Health Behaviour in School-aged Children (HBSC) Scotland Study
Launch event presentations
- Overview of findings from the HBSC 2022 survey in Scotland
- Inequalities in health complaints: 20 year trends among adolescents in Scotland, 1998-2022
- Social media use and adolescent wellbeing
For over 30 years the Scottish HBSC study has investigated the health and wellbeing of school children in Scotland and the social contexts in which they are growing up. The HBSC survey is conducted every four years and collects data from Primary 7, Secondary 2 and Secondary 4 pupils in Scotland. The study is funded by Public Health Scotland, with whom we work closely to develop the survey and ensure that the data collected is as useful as possible. The latest survey took place between March and June 2022.
The Scottish HBSC study is part of a larger cross-national study which is conducted in collaboration with the World Health Organisation (WHO) Regional Office for Europe. The study currently covers 50 countries and regions in Europe and North America. For more information on the international HBSC study please visit the International HBSC website (www.hbsc.org).
The study is based at the MRC/CSO Social and Public Health Sciences Unit (SPHSU), University of Glasgow and undertaken in collaboration with the School of Medicine, University of St Andrews.
The University of Glasgow also hosts the International Coordinating Centre (ICC) for the HBSC study and research network. Dr Jo Inchley is the Principal Investigator for the Scottish HBSC study as well as the elected International Coordinator of the study.
Data are collected through school-based surveys in each country, using the HBSC international standard questionnaire. The target population of the study is young people attending school, aged 11, 13 and 15 years. Each participating country samples around 1500-2000 young people in each age group.
How is HBSC data collected?
In Scotland, data collection takes place following the necessary ethical approvals and consent from local authorities, schools, parents and pupils. Pupils are asked to complete a survey online in the classroom under exam conditions, which takes on average 40 minutes.
The 2022 HBSC Scotland survey has been approved by The College of Medical, Veterinary & Life Sciences Ethics Committee of the University of Glasgow.
The HBSC survey covers a wide range of health and wellbeing topics including physical activity, eating behaviours, oral health, smoking, alcohol consumption, self-reported health and symptoms, life satisfaction, spirituality, mental wellbeing, bullying, fighting, injuries, family life, school environment, electronic media use and peer relationships. Additional questions are included for the older age groups on cannabis use (15-year olds only) and sexual health (15-year olds only). New topics included in the national report for the first time in 2022 include: GAD 7 anxiety score, self-efficacy, leisure activities, gaming, gender identity, sexual orientation and school-related stress. New questions on COVID-19 were also included to measure the impact of the pandemic on different aspects of young people’s lives.
How are HBSC data used?
The data collected by HBSC are used to provide population-level statistics; none of the results from the study can be used to identify individuals. These statistics are used to inform the development of policies and programmes tailored to the needs of young people at local, national and international levels.
“A particular strength of the HBSC study is its longevity, with surveys conducted every four years in Scotland since 1990. This provides unparalleled insight into trends in young people’s health and its determinants, which is essential as we experience cultural, economic and technological changes in our society.”
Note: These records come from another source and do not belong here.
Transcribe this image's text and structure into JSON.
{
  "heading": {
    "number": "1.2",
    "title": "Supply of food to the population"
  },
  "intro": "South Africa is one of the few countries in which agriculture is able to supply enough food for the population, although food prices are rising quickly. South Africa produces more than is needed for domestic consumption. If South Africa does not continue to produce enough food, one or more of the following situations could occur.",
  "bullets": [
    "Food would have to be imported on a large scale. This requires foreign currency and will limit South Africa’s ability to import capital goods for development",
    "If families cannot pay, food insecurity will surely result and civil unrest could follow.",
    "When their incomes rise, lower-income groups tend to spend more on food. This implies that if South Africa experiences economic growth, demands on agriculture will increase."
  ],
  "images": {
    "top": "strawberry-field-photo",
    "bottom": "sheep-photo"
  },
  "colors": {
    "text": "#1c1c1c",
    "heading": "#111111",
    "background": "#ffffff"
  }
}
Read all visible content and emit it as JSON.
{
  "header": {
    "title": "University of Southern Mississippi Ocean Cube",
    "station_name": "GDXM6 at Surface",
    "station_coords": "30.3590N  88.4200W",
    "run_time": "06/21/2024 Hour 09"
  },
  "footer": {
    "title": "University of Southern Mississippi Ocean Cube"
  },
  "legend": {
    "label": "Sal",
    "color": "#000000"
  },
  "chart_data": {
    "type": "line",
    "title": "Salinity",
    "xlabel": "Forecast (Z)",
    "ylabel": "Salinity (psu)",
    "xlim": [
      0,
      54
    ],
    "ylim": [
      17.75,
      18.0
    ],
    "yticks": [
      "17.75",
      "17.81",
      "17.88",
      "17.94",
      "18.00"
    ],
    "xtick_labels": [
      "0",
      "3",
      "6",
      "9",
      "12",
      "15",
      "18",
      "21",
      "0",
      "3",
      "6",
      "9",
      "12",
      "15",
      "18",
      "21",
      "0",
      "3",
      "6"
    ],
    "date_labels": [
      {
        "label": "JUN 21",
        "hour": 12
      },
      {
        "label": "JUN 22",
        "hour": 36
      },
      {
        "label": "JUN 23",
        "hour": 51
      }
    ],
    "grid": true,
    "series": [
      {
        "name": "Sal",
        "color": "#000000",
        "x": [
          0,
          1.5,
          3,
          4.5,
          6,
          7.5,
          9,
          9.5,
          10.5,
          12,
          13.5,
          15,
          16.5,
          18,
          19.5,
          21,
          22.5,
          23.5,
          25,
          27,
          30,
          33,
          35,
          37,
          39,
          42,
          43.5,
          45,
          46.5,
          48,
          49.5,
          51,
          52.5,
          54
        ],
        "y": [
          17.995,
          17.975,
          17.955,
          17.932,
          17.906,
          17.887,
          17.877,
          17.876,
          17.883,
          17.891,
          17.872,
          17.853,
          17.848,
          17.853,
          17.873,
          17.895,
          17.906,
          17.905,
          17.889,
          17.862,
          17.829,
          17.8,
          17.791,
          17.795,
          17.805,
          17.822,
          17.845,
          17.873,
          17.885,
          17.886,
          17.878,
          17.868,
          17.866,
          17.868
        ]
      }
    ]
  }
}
Eileen Scott, Public Health Intelligence Principal, Public Health Scotland
“The [HBSC International] report provides a strong evidence base to support national and international efforts to strengthen initiatives that affect young people’s health and well-being. All government departments can use it to reflect health needs in their policies to define and achieve primary targets and to promote the precious resource that is young people’s health.”